Motion Control: Drives

Joe Drilling has a pride in his company that’s classic American entrepreneur. After years at a leading label machine builder, he founded Drilling Technical Services (DTS) in Milford, OH, a virtual engineering company specializing in the mechanical, electrical, and process engineering of mid-width and narrow web printing, drying, converting, RFID, and digital print equipment. DTS has a particular emphasis on web transportation, die-cutting, and laminating solutions.

As the installed base grew and responding to current market conditions, Joe founded a second company, Pre-Owned Press & Parts Solution LLC (POPPS), also in Milford, specializing in the evaluation, reconfiguration, remanufacturing, sale, commissioning, and servicing of pre-owned presses. Another vital component of the business models at both DTS and POPPS is the engineering of energy recovery systems for containment of utility costs, an ongoing challenge in the printing industry. 

The two companies primarily serve the needs of the flexible packaging, folding carton, tag and label, health and beauty, wine and beer, plus other label segments. 

Label die-cutter built by Drilling Technical Services.

During a recent project for one global leader in label and filmic product solutions, DTS was commissioned to develop a mid-width web roll-to-roll die-cutter with various unique substrate manipulation functions. The substrate’s physical parameters, especially the desire to reduce material thickness, represented particular challenges to the DTS team.

DTS utilized its “QC Mod Cut Series” modular web transport system and quick-change die cassette technology as the design platform.

Every aspect of the work was to be done to the customer’s strict system specifications for equipment criteria, including die-cutting accuracy, line speed accuracy, tension control, and wound roll precision (http://pffc-online.com/web_lines). These process functions were to be controlled by the machine’s Human Machine Interface (HMI).

The first machine was required from DTS on a short time schedule for the customer’s showroom, and then the customer was providing a second machine along with its branded substrate materials to the initial end-user. Long-range plans call for this machine to be implemented into a worldwide marketing effort by the DTS customer. 

Choosing a Supplier
Based on previous experience with Siemens, the DTS engineering team looked to integrate electronic line shafting and process control functions that could be achieved with standard component architecture. Having a local and experienced distributor of Siemens components, Richard Equipment Co. (RECO) in Cincinnati, the investigation into a process solution began. As Joe Drilling further noted, “The worldwide support of Siemens was an additional factor in our decision and really gave us that comfort zone in selecting them for this project. Our customer is itself a world player, and so we felt confident in Siemens’ ability to provide components and service, wherever needed.”  

Through the use of the Siemens Converting Toolbox and Simotion selection of drive/control technologies, all the motion control drive-based components and logic software were selected from a suite of available options. A reduction of more than 80% in engineering time has been reported by the machine builder.

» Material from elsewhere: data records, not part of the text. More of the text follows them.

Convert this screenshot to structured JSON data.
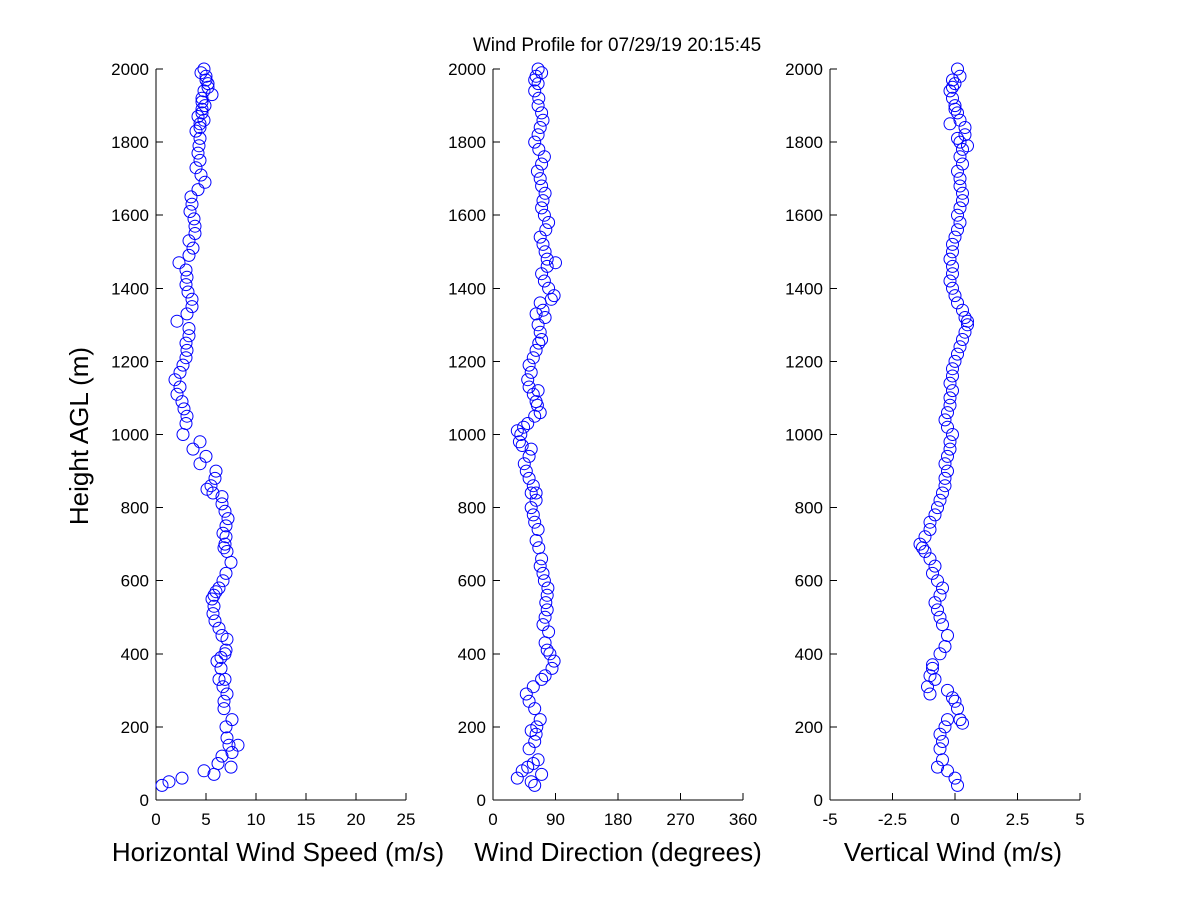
{
  "title": "Wind Profile for  07/29/19 20:15:45",
  "ylabel": "Height AGL (m)",
  "chart_data": [
    {
      "type": "scatter",
      "name": "horizontal-wind-speed",
      "xlabel": "Horizontal Wind Speed (m/s)",
      "ylabel": "Height AGL (m)",
      "xlim": [
        0,
        25
      ],
      "ylim": [
        0,
        2000
      ],
      "xticks": [
        "0",
        "5",
        "10",
        "15",
        "20",
        "25"
      ],
      "yticks": [
        "0",
        "200",
        "400",
        "600",
        "800",
        "1000",
        "1200",
        "1400",
        "1600",
        "1800",
        "2000"
      ],
      "marker": "open-circle",
      "color": "#0000ff",
      "x": [
        0.6,
        1.3,
        2.6,
        4.8,
        5.8,
        6.2,
        7.5,
        6.6,
        7.6,
        7.3,
        7.1,
        8.2,
        7.0,
        7.6,
        6.8,
        6.8,
        7.1,
        6.7,
        6.9,
        6.5,
        6.3,
        6.1,
        6.5,
        6.9,
        7.0,
        7.1,
        6.6,
        6.3,
        5.9,
        5.7,
        5.8,
        5.6,
        5.8,
        6.0,
        6.3,
        6.7,
        7.0,
        7.5,
        7.1,
        6.8,
        6.9,
        7.0,
        6.7,
        7.0,
        7.2,
        6.9,
        6.6,
        6.6,
        5.7,
        5.5,
        5.1,
        5.9,
        6.0,
        4.4,
        5.0,
        3.7,
        4.4,
        2.7,
        3.0,
        3.1,
        2.8,
        2.6,
        2.1,
        2.4,
        1.9,
        2.4,
        2.7,
        3.0,
        3.1,
        3.0,
        3.3,
        3.3,
        2.1,
        3.1,
        3.6,
        3.6,
        3.2,
        3.0,
        3.1,
        3.0,
        2.3,
        3.3,
        3.7,
        3.3,
        3.9,
        3.9,
        3.8,
        3.4,
        3.6,
        3.5,
        4.2,
        4.9,
        4.5,
        4.0,
        4.4,
        4.2,
        4.3,
        4.4,
        4.0,
        4.4,
        4.2,
        4.6,
        4.6,
        5.6,
        5.2,
        5.0,
        4.5,
        4.8,
        5.0,
        5.2,
        4.8,
        4.6,
        4.9,
        4.6,
        4.8,
        4.4
      ],
      "y": [
        40,
        50,
        60,
        80,
        70,
        100,
        90,
        120,
        130,
        150,
        170,
        150,
        200,
        220,
        250,
        270,
        290,
        310,
        330,
        360,
        330,
        380,
        390,
        400,
        410,
        440,
        450,
        470,
        490,
        510,
        530,
        550,
        560,
        570,
        580,
        600,
        620,
        650,
        680,
        690,
        700,
        720,
        730,
        750,
        770,
        790,
        810,
        830,
        840,
        860,
        850,
        880,
        900,
        920,
        940,
        960,
        980,
        1000,
        1030,
        1050,
        1070,
        1090,
        1110,
        1130,
        1150,
        1170,
        1190,
        1210,
        1230,
        1250,
        1270,
        1290,
        1310,
        1330,
        1350,
        1370,
        1390,
        1410,
        1430,
        1450,
        1470,
        1490,
        1510,
        1530,
        1550,
        1570,
        1590,
        1610,
        1630,
        1650,
        1670,
        1690,
        1710,
        1730,
        1750,
        1770,
        1790,
        1810,
        1830,
        1850,
        1870,
        1890,
        1910,
        1930,
        1950,
        1970,
        1990,
        2000,
        1980,
        1960,
        1940,
        1920,
        1900,
        1880,
        1860,
        1840
      ]
    },
    {
      "type": "scatter",
      "name": "wind-direction",
      "xlabel": "Wind Direction (degrees)",
      "ylabel": "",
      "xlim": [
        0,
        360
      ],
      "ylim": [
        0,
        2000
      ],
      "xticks": [
        "0",
        "90",
        "180",
        "270",
        "360"
      ],
      "yticks": [
        "0",
        "200",
        "400",
        "600",
        "800",
        "1000",
        "1200",
        "1400",
        "1600",
        "1800",
        "2000"
      ],
      "marker": "open-circle",
      "color": "#0000ff",
      "x": [
        55,
        35,
        42,
        50,
        60,
        70,
        58,
        65,
        52,
        60,
        62,
        55,
        63,
        68,
        60,
        52,
        48,
        58,
        70,
        75,
        85,
        88,
        82,
        78,
        75,
        80,
        72,
        75,
        78,
        76,
        78,
        79,
        74,
        72,
        68,
        70,
        66,
        62,
        65,
        60,
        58,
        55,
        62,
        55,
        58,
        52,
        48,
        62,
        52,
        55,
        45,
        42,
        38,
        40,
        35,
        44,
        50,
        60,
        68,
        64,
        62,
        58,
        65,
        52,
        50,
        55,
        52,
        58,
        62,
        66,
        70,
        68,
        65,
        62,
        75,
        72,
        68,
        84,
        88,
        80,
        74,
        70,
        78,
        90,
        78,
        75,
        72,
        68,
        76,
        80,
        74,
        70,
        72,
        75,
        70,
        68,
        64,
        70,
        74,
        66,
        60,
        65,
        68,
        72,
        70,
        65,
        66,
        60,
        65,
        62,
        70,
        65,
        60
      ],
      "y": [
        50,
        60,
        80,
        90,
        40,
        70,
        100,
        110,
        140,
        160,
        180,
        190,
        200,
        220,
        250,
        270,
        290,
        310,
        330,
        340,
        360,
        380,
        400,
        410,
        430,
        460,
        480,
        500,
        520,
        540,
        560,
        580,
        600,
        620,
        640,
        660,
        690,
        710,
        740,
        760,
        780,
        800,
        820,
        840,
        860,
        880,
        900,
        840,
        940,
        960,
        920,
        970,
        980,
        1000,
        1010,
        1020,
        1030,
        1050,
        1060,
        1080,
        1090,
        1110,
        1120,
        1130,
        1150,
        1170,
        1190,
        1210,
        1230,
        1250,
        1260,
        1280,
        1300,
        1330,
        1320,
        1340,
        1360,
        1370,
        1380,
        1400,
        1420,
        1440,
        1460,
        1470,
        1480,
        1500,
        1520,
        1540,
        1560,
        1580,
        1600,
        1620,
        1640,
        1660,
        1680,
        1700,
        1720,
        1740,
        1760,
        1780,
        1800,
        1820,
        1840,
        1860,
        1880,
        1900,
        1920,
        1940,
        1960,
        1980,
        1990,
        2000,
        1970
      ]
    },
    {
      "type": "scatter",
      "name": "vertical-wind",
      "xlabel": "Vertical Wind (m/s)",
      "ylabel": "",
      "xlim": [
        -5,
        5
      ],
      "ylim": [
        0,
        2000
      ],
      "xticks": [
        "-5",
        "-2.5",
        "0",
        "2.5",
        "5"
      ],
      "yticks": [
        "0",
        "200",
        "400",
        "600",
        "800",
        "1000",
        "1200",
        "1400",
        "1600",
        "1800",
        "2000"
      ],
      "marker": "open-circle",
      "color": "#0000ff",
      "x": [
        0.1,
        0.0,
        -0.3,
        -0.7,
        -0.5,
        -0.6,
        -0.5,
        -0.6,
        -0.4,
        -0.3,
        0.2,
        0.3,
        0.1,
        0.0,
        -0.1,
        -0.3,
        -1.0,
        -0.9,
        -1.1,
        -0.8,
        -1.0,
        -0.9,
        -0.6,
        -0.4,
        -0.3,
        -0.5,
        -0.6,
        -0.7,
        -0.8,
        -0.6,
        -0.5,
        -0.7,
        -0.9,
        -0.8,
        -1.0,
        -1.2,
        -1.3,
        -1.4,
        -1.2,
        -1.0,
        -1.0,
        -0.8,
        -0.7,
        -0.6,
        -0.5,
        -0.4,
        -0.4,
        -0.3,
        -0.4,
        -0.3,
        -0.2,
        -0.2,
        -0.1,
        -0.3,
        -0.4,
        -0.3,
        -0.2,
        -0.2,
        -0.1,
        -0.2,
        -0.1,
        -0.1,
        0.0,
        0.1,
        0.2,
        0.3,
        0.4,
        0.5,
        0.5,
        0.4,
        0.3,
        0.1,
        0.0,
        -0.1,
        -0.2,
        -0.1,
        -0.1,
        -0.2,
        -0.1,
        -0.1,
        0.0,
        0.1,
        0.2,
        0.1,
        0.2,
        0.3,
        0.3,
        0.2,
        0.2,
        0.1,
        0.3,
        0.2,
        0.3,
        0.2,
        0.1,
        0.4,
        0.5,
        0.4,
        0.2,
        0.1,
        0.0,
        -0.1,
        -0.2,
        -0.1,
        0.0,
        0.2,
        0.1,
        -0.1,
        0.0,
        -0.2
      ],
      "y": [
        40,
        60,
        80,
        90,
        110,
        140,
        160,
        180,
        200,
        220,
        220,
        210,
        250,
        270,
        280,
        300,
        340,
        370,
        310,
        330,
        290,
        360,
        400,
        420,
        450,
        480,
        500,
        520,
        540,
        560,
        580,
        600,
        620,
        640,
        660,
        680,
        690,
        700,
        720,
        740,
        760,
        780,
        800,
        820,
        840,
        860,
        880,
        900,
        920,
        940,
        960,
        980,
        1000,
        1020,
        1040,
        1060,
        1080,
        1100,
        1120,
        1140,
        1160,
        1180,
        1200,
        1220,
        1240,
        1260,
        1280,
        1300,
        1310,
        1320,
        1340,
        1360,
        1380,
        1400,
        1420,
        1440,
        1460,
        1480,
        1500,
        1520,
        1540,
        1560,
        1580,
        1600,
        1620,
        1640,
        1660,
        1680,
        1700,
        1720,
        1740,
        1760,
        1780,
        1800,
        1810,
        1820,
        1790,
        1840,
        1860,
        1880,
        1900,
        1920,
        1940,
        1950,
        1960,
        1980,
        2000,
        1970,
        1890,
        1850
      ]
    }
  ]
}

To achieve the desired accuracies in every machine function, DTS utilized the Siemens Simotion D435 motion controller, a compact, drive-based platform that incorporates motion control, logic control, and drive control in a single hardware unit for drive mounting. In this manner, the drive became the control for the entire machine’s functionality. Feeding off this platform are the multi-axis control drives of the Siemens Sinamics family, as well as Simatic I/O components and runtime software, plus the related HMI hardware, as supplied by RECO. 

Components were selected by the DTS engineers using the unique Siemens Converting Toolbox, a suite of product specifications and application software that allows an engineer the flexibility to customize portions of a machine build, then recall and reuse them or make modifications for subsequent builds. The reduction in subsequent machine design engineering time, according to Joe Drilling, reached approximately 80% on the second machine, and he anticipates a repeat of that scenario, every time. 

These factors were found most satisfying for DTS and especially its customer, which had previously used a vendor for machine upgrades who typically took months, even years, to research, develop, and implement design changes in the customer’s machine lines, according to Drilling. “With our more simplified layout of components and the flexibility we enjoyed with the Converting Toolbox, the learning curve shortened tremendously. Product and Matrix winder modules were configured to allow the diverse web tension ranges and accuracy required. And most of all, the shaftless drive system we implemented allowed our web transport roll design on the individual machine sections to become much easier, faster, and completely repeatable.” The end result is very accurate web control and re-registration capability.

Joe Drilling concludes, “The marriage of Siemens motion control technology, their overall expertise in the converting industry, plus our engineering and build talents really worked to benefit our customer, who has been quite satisfied with machine performance to date.” 
Siemens system training and project development took place on-site at DTS.